This only happens if package A did also some innocuous \AtBeginDocument{\empty} before requiring package B! This instability where you can't trust the logical order of your own code is the problem I want to report.

Hook chunks are labelled, by default by your package name, and if you add to a hook then if there already exists code under the ⟨label⟩ then the new ⟨code⟩ is appended to the existing one.

because this is so counter-intuitive

It is only counter-intuitive if you view the hook code as unsorted, anonymous pieces of code, once you view them as labeled code chunks the logic is quite clear. It helps a lot to use \ShowHook to get a clear picture.
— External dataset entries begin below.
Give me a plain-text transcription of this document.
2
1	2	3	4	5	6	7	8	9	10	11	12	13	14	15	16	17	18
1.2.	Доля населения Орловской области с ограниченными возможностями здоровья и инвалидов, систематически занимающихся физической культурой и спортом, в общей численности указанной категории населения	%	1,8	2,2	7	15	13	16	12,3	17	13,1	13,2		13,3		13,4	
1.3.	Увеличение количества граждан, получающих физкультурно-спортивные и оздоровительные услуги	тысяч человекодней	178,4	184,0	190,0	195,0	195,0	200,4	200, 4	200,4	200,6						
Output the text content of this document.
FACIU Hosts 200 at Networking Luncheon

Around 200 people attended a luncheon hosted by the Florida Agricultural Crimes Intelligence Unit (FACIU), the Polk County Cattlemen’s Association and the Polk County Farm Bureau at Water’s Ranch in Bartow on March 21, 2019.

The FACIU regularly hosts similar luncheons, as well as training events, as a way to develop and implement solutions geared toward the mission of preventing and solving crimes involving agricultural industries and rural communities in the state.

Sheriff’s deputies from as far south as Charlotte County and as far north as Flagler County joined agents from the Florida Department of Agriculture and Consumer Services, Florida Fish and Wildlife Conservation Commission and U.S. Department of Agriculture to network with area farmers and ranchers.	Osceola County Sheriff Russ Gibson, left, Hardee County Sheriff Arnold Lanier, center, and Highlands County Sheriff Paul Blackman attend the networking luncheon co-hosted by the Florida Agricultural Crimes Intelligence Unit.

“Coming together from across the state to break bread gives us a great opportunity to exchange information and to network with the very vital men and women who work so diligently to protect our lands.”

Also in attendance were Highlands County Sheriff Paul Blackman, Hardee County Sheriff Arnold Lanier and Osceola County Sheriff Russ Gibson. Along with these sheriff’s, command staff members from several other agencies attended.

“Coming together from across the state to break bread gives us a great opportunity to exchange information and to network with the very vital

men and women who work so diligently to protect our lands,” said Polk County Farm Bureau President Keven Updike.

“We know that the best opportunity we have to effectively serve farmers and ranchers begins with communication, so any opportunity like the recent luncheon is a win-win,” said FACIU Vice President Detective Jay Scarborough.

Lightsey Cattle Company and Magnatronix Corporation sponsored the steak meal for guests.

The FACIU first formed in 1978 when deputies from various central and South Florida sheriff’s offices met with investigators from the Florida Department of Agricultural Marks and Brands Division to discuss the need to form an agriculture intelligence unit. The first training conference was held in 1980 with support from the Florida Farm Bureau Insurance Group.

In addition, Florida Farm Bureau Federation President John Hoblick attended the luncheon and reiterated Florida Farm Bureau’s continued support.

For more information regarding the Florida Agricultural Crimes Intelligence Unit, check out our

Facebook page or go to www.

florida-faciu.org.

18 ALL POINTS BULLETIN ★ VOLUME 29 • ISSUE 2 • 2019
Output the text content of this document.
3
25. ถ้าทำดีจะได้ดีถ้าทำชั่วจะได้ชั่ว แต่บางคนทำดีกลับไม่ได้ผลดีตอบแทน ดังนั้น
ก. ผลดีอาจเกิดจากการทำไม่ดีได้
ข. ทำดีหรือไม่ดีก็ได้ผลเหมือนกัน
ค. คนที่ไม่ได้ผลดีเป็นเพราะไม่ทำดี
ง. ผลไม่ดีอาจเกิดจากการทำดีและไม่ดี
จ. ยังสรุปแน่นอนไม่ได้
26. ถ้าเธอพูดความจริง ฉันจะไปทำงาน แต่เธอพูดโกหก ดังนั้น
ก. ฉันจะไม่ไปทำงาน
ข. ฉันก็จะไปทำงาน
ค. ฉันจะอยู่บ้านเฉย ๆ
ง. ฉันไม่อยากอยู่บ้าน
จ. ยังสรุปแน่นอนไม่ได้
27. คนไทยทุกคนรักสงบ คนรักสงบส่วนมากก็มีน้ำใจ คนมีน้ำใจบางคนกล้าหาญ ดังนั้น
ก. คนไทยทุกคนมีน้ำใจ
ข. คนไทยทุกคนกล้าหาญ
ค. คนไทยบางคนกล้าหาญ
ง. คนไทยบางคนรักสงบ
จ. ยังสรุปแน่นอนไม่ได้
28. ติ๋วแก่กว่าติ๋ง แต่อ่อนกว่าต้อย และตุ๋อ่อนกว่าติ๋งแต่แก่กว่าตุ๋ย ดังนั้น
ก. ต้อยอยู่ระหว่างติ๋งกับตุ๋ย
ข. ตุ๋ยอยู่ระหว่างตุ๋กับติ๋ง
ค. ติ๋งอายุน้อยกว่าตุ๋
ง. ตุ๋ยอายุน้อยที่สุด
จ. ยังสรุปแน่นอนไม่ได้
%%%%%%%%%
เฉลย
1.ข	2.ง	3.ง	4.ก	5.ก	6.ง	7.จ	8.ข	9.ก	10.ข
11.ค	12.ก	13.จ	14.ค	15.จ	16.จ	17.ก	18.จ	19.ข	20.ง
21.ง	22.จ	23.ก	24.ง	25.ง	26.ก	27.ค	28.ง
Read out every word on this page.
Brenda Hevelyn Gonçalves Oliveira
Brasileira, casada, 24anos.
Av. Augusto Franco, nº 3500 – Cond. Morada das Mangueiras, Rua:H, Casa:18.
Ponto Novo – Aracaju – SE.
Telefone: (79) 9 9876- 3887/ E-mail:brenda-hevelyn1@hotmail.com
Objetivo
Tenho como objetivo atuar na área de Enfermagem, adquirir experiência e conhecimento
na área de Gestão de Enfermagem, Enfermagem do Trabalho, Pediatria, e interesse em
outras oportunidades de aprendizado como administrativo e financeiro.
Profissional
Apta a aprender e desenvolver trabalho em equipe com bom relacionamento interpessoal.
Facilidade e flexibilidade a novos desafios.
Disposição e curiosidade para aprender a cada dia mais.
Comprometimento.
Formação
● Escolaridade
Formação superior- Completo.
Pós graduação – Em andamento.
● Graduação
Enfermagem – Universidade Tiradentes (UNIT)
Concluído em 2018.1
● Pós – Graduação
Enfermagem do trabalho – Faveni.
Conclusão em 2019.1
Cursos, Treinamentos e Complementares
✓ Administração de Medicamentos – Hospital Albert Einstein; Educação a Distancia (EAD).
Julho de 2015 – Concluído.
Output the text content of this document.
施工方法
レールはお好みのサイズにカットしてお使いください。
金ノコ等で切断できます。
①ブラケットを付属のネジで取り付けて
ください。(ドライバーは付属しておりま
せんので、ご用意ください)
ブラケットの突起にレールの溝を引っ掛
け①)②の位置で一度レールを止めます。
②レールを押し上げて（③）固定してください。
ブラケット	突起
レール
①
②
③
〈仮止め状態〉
In your case this would give

-> The hook 'begindocument':
> Code chunks:
>     kernel -> \cs_if_exist:NF \tag_if_active:T {\prg_new_conditional:Npnn \ta
g_if_active: {p,T,TF,F}{\prg_return_false: }}
>     testABDpackage -> \empty \mathcode `\,="8000\relax 
>     testABDsubpackage -> \mathchardef \mathcomma =\mathcode `\,\relax 
> Document-level (top-level) code (executed last):
>     ---
> Extra code for next invocation:
>     ---
> Rules:
>     ---
> Execution order:
>     kernel, testABDpackage, testABDsubpackage.
<recently read> }
                 
l.134 \ShowHook{begindocument}

I am surprised the full-fledged changes of the \AtBeginDocument mechanisms did not cause more breakage in usages of legacy packages hence in legacy documents.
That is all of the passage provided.